Gambar: Kompasiana |
FB Benzo Rain - Pada awal Perang Aceh yang terjadi pada tahun 1873, Belanda meminta bantuan kepada penguasa-penguasa Nusantara, termasuk Kadipaten Mangkunegaran untuk mengirimkan pasukan ke Aceh. Karena di kala itu, Kadipaten Mangkunegaran Surakarta (Solo) memiliki pasukan perang elit yang bernama Legiun Mangkunegaran. Bahkan pasukan Legiun Mangkunegaran Solo saat itu dianggap sebagai kesatuan militer terbaik dan termodern se-Nusantara. Penguasa Kadipaten Mangkunegaran kala itu Mangkunegara IV, menyanggupi permintaan Belanda tersebut.

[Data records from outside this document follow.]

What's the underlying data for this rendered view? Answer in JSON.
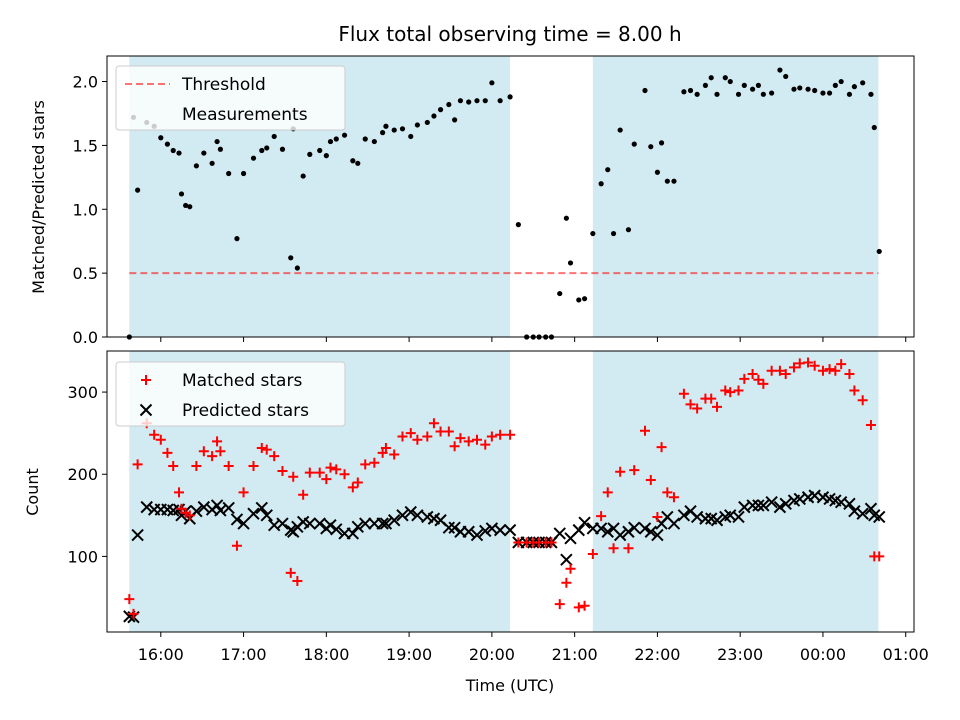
{
  "title": "Flux total observing time = 8.00 h",
  "colors": {
    "shade": "#add8e6",
    "threshold": "#ff0000",
    "measurement": "#000000",
    "matched": "#ff0000",
    "predicted": "#000000"
  },
  "chart_data": [
    {
      "type": "scatter",
      "panel": "top",
      "title": "Flux total observing time = 8.00 h",
      "xlabel": "",
      "ylabel": "Matched/Predicted stars",
      "xlim": [
        15.35,
        25.1
      ],
      "ylim": [
        0,
        2.2
      ],
      "xticks": [
        {
          "value": 16,
          "label": "16:00"
        },
        {
          "value": 17,
          "label": "17:00"
        },
        {
          "value": 18,
          "label": "18:00"
        },
        {
          "value": 19,
          "label": "19:00"
        },
        {
          "value": 20,
          "label": "20:00"
        },
        {
          "value": 21,
          "label": "21:00"
        },
        {
          "value": 22,
          "label": "22:00"
        },
        {
          "value": 23,
          "label": "23:00"
        },
        {
          "value": 24,
          "label": "00:00"
        },
        {
          "value": 25,
          "label": "01:00"
        }
      ],
      "yticks": [
        {
          "value": 0,
          "label": "0.0"
        },
        {
          "value": 0.5,
          "label": "0.5"
        },
        {
          "value": 1.0,
          "label": "1.0"
        },
        {
          "value": 1.5,
          "label": "1.5"
        },
        {
          "value": 2.0,
          "label": "2.0"
        }
      ],
      "shaded_intervals": [
        [
          15.62,
          20.22
        ],
        [
          21.22,
          24.67
        ]
      ],
      "threshold": {
        "name": "Threshold",
        "value": 0.5,
        "x_range": [
          15.62,
          24.67
        ]
      },
      "legend": [
        "Threshold",
        "Measurements"
      ],
      "legend_position": "upper left",
      "series": [
        {
          "name": "Measurements",
          "x": [
            15.62,
            15.67,
            15.72,
            15.83,
            15.92,
            16.0,
            16.08,
            16.15,
            16.22,
            16.25,
            16.3,
            16.35,
            16.43,
            16.52,
            16.62,
            16.68,
            16.72,
            16.82,
            16.92,
            17.0,
            17.12,
            17.22,
            17.28,
            17.37,
            17.47,
            17.57,
            17.6,
            17.65,
            17.72,
            17.8,
            17.92,
            18.0,
            18.05,
            18.12,
            18.22,
            18.32,
            18.38,
            18.47,
            18.58,
            18.68,
            18.72,
            18.82,
            18.92,
            19.02,
            19.1,
            19.22,
            19.3,
            19.38,
            19.48,
            19.55,
            19.62,
            19.72,
            19.82,
            19.92,
            20.0,
            20.1,
            20.22,
            20.32,
            20.42,
            20.5,
            20.57,
            20.65,
            20.72,
            20.82,
            20.9,
            20.95,
            21.05,
            21.12,
            21.22,
            21.32,
            21.4,
            21.47,
            21.55,
            21.65,
            21.72,
            21.85,
            21.92,
            22.0,
            22.05,
            22.12,
            22.2,
            22.32,
            22.4,
            22.48,
            22.58,
            22.65,
            22.72,
            22.82,
            22.88,
            22.98,
            23.05,
            23.15,
            23.22,
            23.28,
            23.38,
            23.48,
            23.55,
            23.65,
            23.72,
            23.82,
            23.9,
            24.0,
            24.08,
            24.15,
            24.22,
            24.32,
            24.38,
            24.48,
            24.58,
            24.62,
            24.68
          ],
          "y": [
            0.0,
            1.72,
            1.15,
            1.68,
            1.65,
            1.56,
            1.51,
            1.46,
            1.44,
            1.12,
            1.03,
            1.02,
            1.34,
            1.44,
            1.36,
            1.53,
            1.47,
            1.28,
            0.77,
            1.28,
            1.4,
            1.46,
            1.48,
            1.57,
            1.47,
            0.62,
            1.63,
            0.54,
            1.26,
            1.43,
            1.46,
            1.42,
            1.53,
            1.55,
            1.58,
            1.38,
            1.36,
            1.55,
            1.53,
            1.6,
            1.65,
            1.62,
            1.63,
            1.57,
            1.66,
            1.68,
            1.73,
            1.78,
            1.82,
            1.7,
            1.85,
            1.84,
            1.85,
            1.85,
            1.99,
            1.85,
            1.88,
            0.88,
            0.0,
            0.0,
            0.0,
            0.0,
            0.0,
            0.34,
            0.93,
            0.58,
            0.29,
            0.3,
            0.81,
            1.2,
            1.31,
            0.81,
            1.62,
            0.84,
            1.51,
            1.93,
            1.49,
            1.29,
            1.52,
            1.22,
            1.22,
            1.92,
            1.93,
            1.9,
            1.97,
            2.03,
            1.9,
            2.03,
            2.0,
            1.9,
            1.97,
            1.94,
            1.97,
            1.9,
            1.91,
            2.09,
            2.04,
            1.94,
            1.95,
            1.94,
            1.93,
            1.91,
            1.91,
            1.97,
            2.0,
            1.9,
            1.96,
            1.99,
            1.9,
            1.64,
            0.67
          ]
        }
      ]
    },
    {
      "type": "scatter",
      "panel": "bottom",
      "xlabel": "Time (UTC)",
      "ylabel": "Count",
      "xlim": [
        15.35,
        25.1
      ],
      "ylim": [
        8,
        350
      ],
      "yticks": [
        {
          "value": 100,
          "label": "100"
        },
        {
          "value": 200,
          "label": "200"
        },
        {
          "value": 300,
          "label": "300"
        }
      ],
      "shaded_intervals": [
        [
          15.62,
          20.22
        ],
        [
          21.22,
          24.67
        ]
      ],
      "legend": [
        "Matched stars",
        "Predicted stars"
      ],
      "legend_position": "upper left",
      "series": [
        {
          "name": "Matched stars",
          "marker": "plus",
          "x": [
            15.62,
            15.67,
            15.72,
            15.83,
            15.92,
            16.0,
            16.08,
            16.15,
            16.22,
            16.25,
            16.3,
            16.35,
            16.43,
            16.52,
            16.62,
            16.68,
            16.72,
            16.82,
            16.92,
            17.0,
            17.12,
            17.22,
            17.28,
            17.37,
            17.47,
            17.57,
            17.6,
            17.65,
            17.72,
            17.8,
            17.92,
            18.0,
            18.05,
            18.12,
            18.22,
            18.32,
            18.38,
            18.47,
            18.58,
            18.68,
            18.72,
            18.82,
            18.92,
            19.02,
            19.1,
            19.22,
            19.3,
            19.38,
            19.48,
            19.55,
            19.62,
            19.72,
            19.82,
            19.92,
            20.0,
            20.1,
            20.22,
            20.32,
            20.42,
            20.5,
            20.57,
            20.65,
            20.72,
            20.82,
            20.9,
            20.95,
            21.05,
            21.12,
            21.22,
            21.32,
            21.4,
            21.47,
            21.55,
            21.65,
            21.72,
            21.85,
            21.92,
            22.0,
            22.05,
            22.12,
            22.2,
            22.32,
            22.4,
            22.48,
            22.58,
            22.65,
            22.72,
            22.82,
            22.88,
            22.98,
            23.05,
            23.15,
            23.22,
            23.28,
            23.38,
            23.48,
            23.55,
            23.65,
            23.72,
            23.82,
            23.9,
            24.0,
            24.08,
            24.15,
            24.22,
            24.32,
            24.38,
            24.48,
            24.58,
            24.62,
            24.68
          ],
          "y": [
            48,
            30,
            212,
            262,
            248,
            242,
            226,
            210,
            178,
            158,
            153,
            150,
            210,
            228,
            222,
            240,
            228,
            210,
            113,
            178,
            210,
            232,
            230,
            222,
            204,
            80,
            197,
            70,
            175,
            202,
            202,
            194,
            208,
            206,
            200,
            184,
            190,
            212,
            214,
            226,
            232,
            224,
            246,
            250,
            242,
            246,
            262,
            252,
            252,
            234,
            244,
            240,
            242,
            236,
            246,
            248,
            248,
            117,
            117,
            117,
            117,
            117,
            117,
            42,
            68,
            85,
            38,
            40,
            103,
            149,
            178,
            110,
            203,
            110,
            205,
            253,
            193,
            148,
            233,
            178,
            172,
            298,
            285,
            280,
            292,
            292,
            282,
            302,
            300,
            302,
            316,
            322,
            315,
            310,
            326,
            326,
            322,
            330,
            335,
            336,
            332,
            326,
            328,
            326,
            334,
            322,
            302,
            290,
            260,
            100,
            100
          ]
        },
        {
          "name": "Predicted stars",
          "marker": "x",
          "x": [
            15.62,
            15.67,
            15.72,
            15.83,
            15.92,
            16.0,
            16.08,
            16.15,
            16.22,
            16.25,
            16.3,
            16.35,
            16.43,
            16.52,
            16.62,
            16.68,
            16.72,
            16.82,
            16.92,
            17.0,
            17.12,
            17.22,
            17.28,
            17.37,
            17.47,
            17.57,
            17.6,
            17.65,
            17.72,
            17.8,
            17.92,
            18.0,
            18.05,
            18.12,
            18.22,
            18.32,
            18.38,
            18.47,
            18.58,
            18.68,
            18.72,
            18.82,
            18.92,
            19.02,
            19.1,
            19.22,
            19.3,
            19.38,
            19.48,
            19.55,
            19.62,
            19.72,
            19.82,
            19.92,
            20.0,
            20.1,
            20.22,
            20.32,
            20.42,
            20.5,
            20.57,
            20.65,
            20.72,
            20.82,
            20.9,
            20.95,
            21.05,
            21.12,
            21.22,
            21.32,
            21.4,
            21.47,
            21.55,
            21.65,
            21.72,
            21.85,
            21.92,
            22.0,
            22.05,
            22.12,
            22.2,
            22.32,
            22.4,
            22.48,
            22.58,
            22.65,
            22.72,
            22.82,
            22.88,
            22.98,
            23.05,
            23.15,
            23.22,
            23.28,
            23.38,
            23.48,
            23.55,
            23.65,
            23.72,
            23.82,
            23.9,
            24.0,
            24.08,
            24.15,
            24.22,
            24.32,
            24.38,
            24.48,
            24.58,
            24.62,
            24.68
          ],
          "y": [
            27,
            26,
            126,
            160,
            157,
            157,
            157,
            156,
            157,
            150,
            155,
            146,
            155,
            160,
            157,
            162,
            156,
            159,
            145,
            140,
            152,
            159,
            150,
            138,
            140,
            132,
            130,
            136,
            142,
            140,
            140,
            134,
            138,
            133,
            128,
            128,
            136,
            140,
            140,
            140,
            140,
            144,
            150,
            154,
            150,
            148,
            146,
            144,
            135,
            135,
            130,
            130,
            126,
            131,
            134,
            132,
            132,
            117,
            117,
            117,
            117,
            117,
            117,
            128,
            96,
            122,
            132,
            141,
            134,
            134,
            130,
            134,
            126,
            130,
            135,
            134,
            130,
            126,
            140,
            148,
            140,
            150,
            155,
            148,
            146,
            146,
            144,
            148,
            150,
            148,
            160,
            162,
            162,
            162,
            166,
            160,
            164,
            168,
            170,
            172,
            174,
            172,
            170,
            168,
            166,
            164,
            155,
            152,
            158,
            150,
            148
          ]
        }
      ]
    }
  ]
}
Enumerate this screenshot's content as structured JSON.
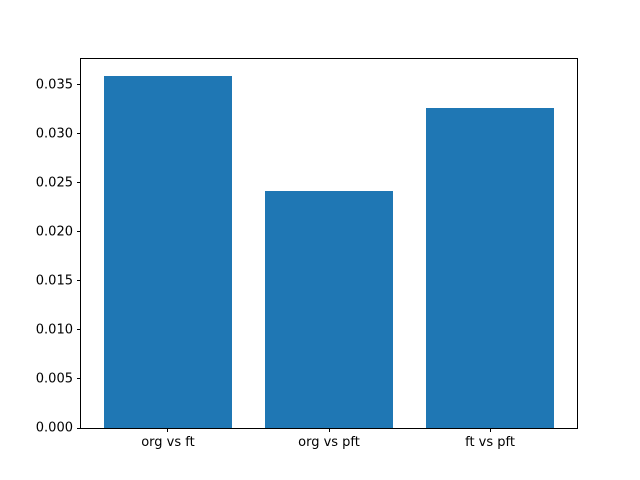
{
  "chart_data": {
    "type": "bar",
    "categories": [
      "org vs ft",
      "org vs pft",
      "ft vs pft"
    ],
    "values": [
      0.0359,
      0.0241,
      0.0326
    ],
    "title": "",
    "xlabel": "",
    "ylabel": "",
    "ylim": [
      0,
      0.0376
    ],
    "yticks": [
      0.0,
      0.005,
      0.01,
      0.015,
      0.02,
      0.025,
      0.03,
      0.035
    ],
    "ytick_decimals": 3,
    "bar_color": "#1f77b4",
    "bar_width_fraction": 0.8,
    "x_margin_fraction": 0.05,
    "grid": false,
    "legend": "none",
    "background": "#ffffff"
  }
}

Berita tersebut terdengar oleh para prajurit Legiun Mangkunegaran dan masyarakat luas. Para prajurit Legiun Mangkunegaran menjadi resah dan kacau, apalagi bagi prajurit yang bernyali kecil dan penakut. Sebelum penentuan pasukan ditetapkan, ada puluhan prajurit penakut melarikan diri dari pasukan dan keluarganya. Sementara sebagian besar, lebih dari 90 persen pasukan, dengan lapang dada menunggu keputusan penguasa Mangkunegaran. Akhirnya waktu itu, diputuskan ada 200 orang prajurit infanteri (tertulis: namung prajurit inpanteri cacah 200) yang jadi diberangkatkan ke Aceh. Peristiwa tersebut ditulis dalam Majalah Kajawen tertanggal 1 Februari 1933 halaman 138—139.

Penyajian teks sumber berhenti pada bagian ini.